[VIDEO] GLP-1 Manufacturing's New Bottlenecks At Multi-Ton Scale

By Katie Anderson, Chief Editor, Pharmaceutical Online

After shifting to accommodate the GLP-1 growth in the past five years, the pharmaceutical industry must continue to strategize and innovate to accommodate the rapid growth that is still projected into 2030.  Moving from kilogram-scale production to multi-ton output requires not only adjustments to manufacturing processes, but also adjustments to operations, infrastructure and analytics.  

During the Pharmaceutical Online live panel “Analytical Strategies for High-Volume GLP-1 Manufacturing,” Matteo Villain, Vice President of Peptide & Oligonucleotide Strategic Initiatives at Veranova, and Leonardo Costa Siqueira, U.S. API Manufacturing Lead at Novo Nordisk, discussed what changes when peptide manufacturing moves into true industrial scale.

Variability Is a Challenge

Villain said the scale-up conversation changes quickly once manufacturers move beyond producing the molecule itself. At multi-ton scale, the priority becomes controlling the behavior of an interconnected process, especially as manufacturers adopt fragment condensation strategies to improve scalability.

“At multi-ton scale, the challenge becomes less about making the molecule and more about controlling the variability of the process in this interconnected system,” explained Villain. “As you scale up purification, there are some non-linearity effects, and you also need to have a high-throughput industrialized analytics because the number of samples increases.”

He noted that full solid-phase peptide synthesis (SPPS) becomes less efficient for full GLP-1 molecules at this scale. Fragment condensation can help address that limitation, but it also brings new variables into focus, including the physical attributes of protected peptide fragments, particle properties, dissolution behavior, and solid-form analysis.

Controlling Genotoxic Impurity

The move to fragment condensation also changes the impurity-control burden. Villain explained that certain genotoxic impurity concerns that may have been purged through traditional SPPS can become more prominent in fragment-based processes.

“All this came back to become critical in the fragment condensation approach because you have the possibility to form nitrosamine and this type of genotoxic impurity during the fragment condensation,” added Villain. “So, you add the analytics that are typical of the small molecule to control the genotoxic impurity, which on a molecule of 30 amino acids becomes a little bit more complicated.”

Operational Discipline Helps

Siqueira emphasized that reducing variability requires stable systems, process visibility, and standardization. He pointed to Novo Nordisk’s experience in protein and peptide manufacturing as a foundation for scaling GLP-1 API production.

“We build our VSM, we map the process, we put the control strategy in place, and then we reduce variability,” noted Siqueira. “In this way, we can move from the lab scale to our big facilities that we have nowadays producing a lot of API.”

Global Demand Exposed Capacity Gaps

While originator companies with established peptide experience were better positioned, Villain said the broader industry (particularly CDMOs) was surprised by how quickly demand accelerated and how much dedicated capacity would be required.

“The industry in general, especially the CDMO, were surprised by the speed and the magnitude of the demand,” explained Villain. “All of a sudden, you did not have the reactor, and you did not have the proper purification. The isolation became an issue.”

Siqueira added that scaling globally also depends on shared standards across sites, especially as manufacturers move beyond injectable formats. Oral GLP-1 products, he said, create additional API demand because of the quantity required per dose.
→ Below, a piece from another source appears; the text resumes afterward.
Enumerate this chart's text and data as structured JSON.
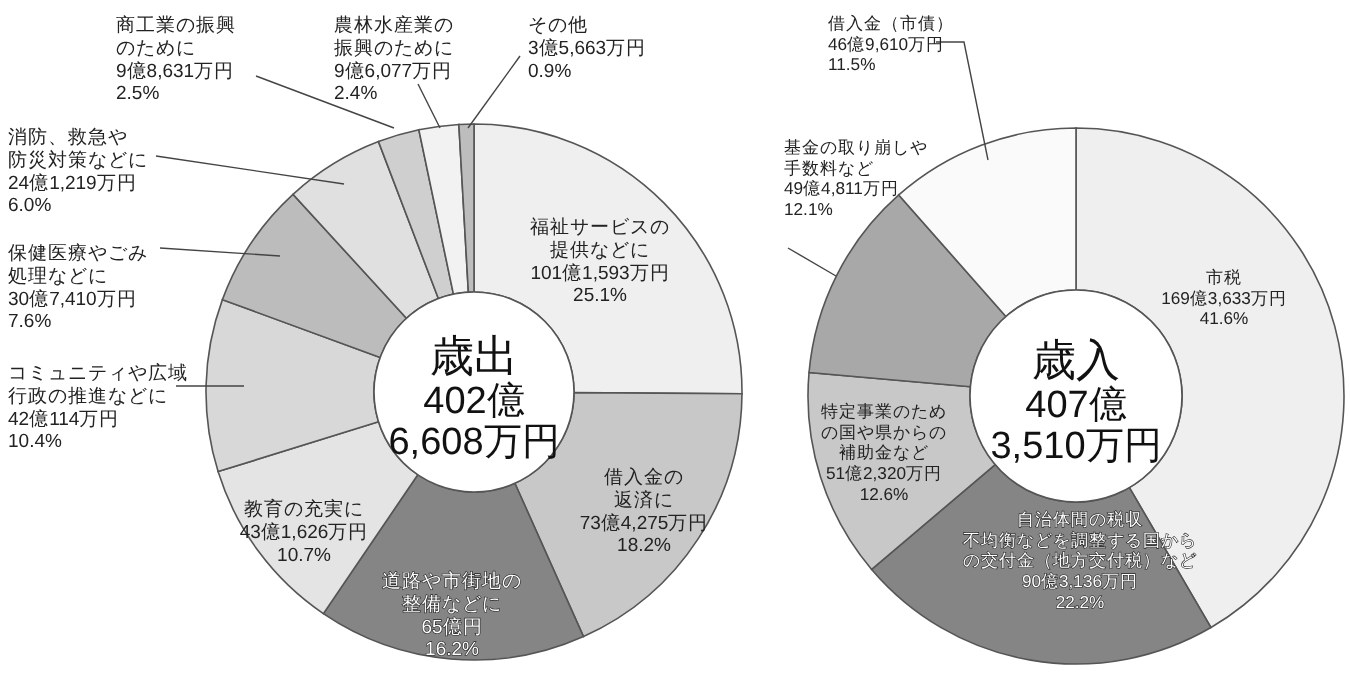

“We have global sites that can work together and use the experience with each other and bring this innovation to the market,” noted Siqueira. “For us, it was very important to share and make sure that we have the right standards in place.”

Purification and Analytics

Villain said the primary bottleneck has shifted over time. Early constraints centered on synthesis capacity, but as fragment-based approaches improve throughput, purification and the analytics required to support purification are becoming more important limitations.

“Purification at the ton level by reverse-phase HPLC is not something people used to do in any situation,” added Villain. “The purification of GLP-1 is a more demanding application. And so now my impression is that the new bottleneck is the purification and the analytical associated with this purification.”

What Manufacturing Capacity Requires

Siqueira broadened the definition of bottleneck beyond core process equipment. Large-scale GLP-1 manufacturing depends on enabling processes such as water, energy, waste management, environmental impact, and coordination with local communities and government stakeholders.

“You cannot forget about the enabling process—not just the core process and the bottlenecks itself,” continued Siqueira. “When we talk about waste management, you need to have a real connection with the town that you are in, the county, and the government to make sure that you have all the structure around you to be able to talk about tons of capacity.”

Tying It All Together

Scaling GLP-1 manufacturing is not just a matter of building bigger synthesis capacity. At multi-ton scale, manufacturers must manage variability across interconnected steps, expand high-throughput analytics, control impurity risks, strengthen purification platforms, and ensure the surrounding infrastructure can support the demands of high-volume API production.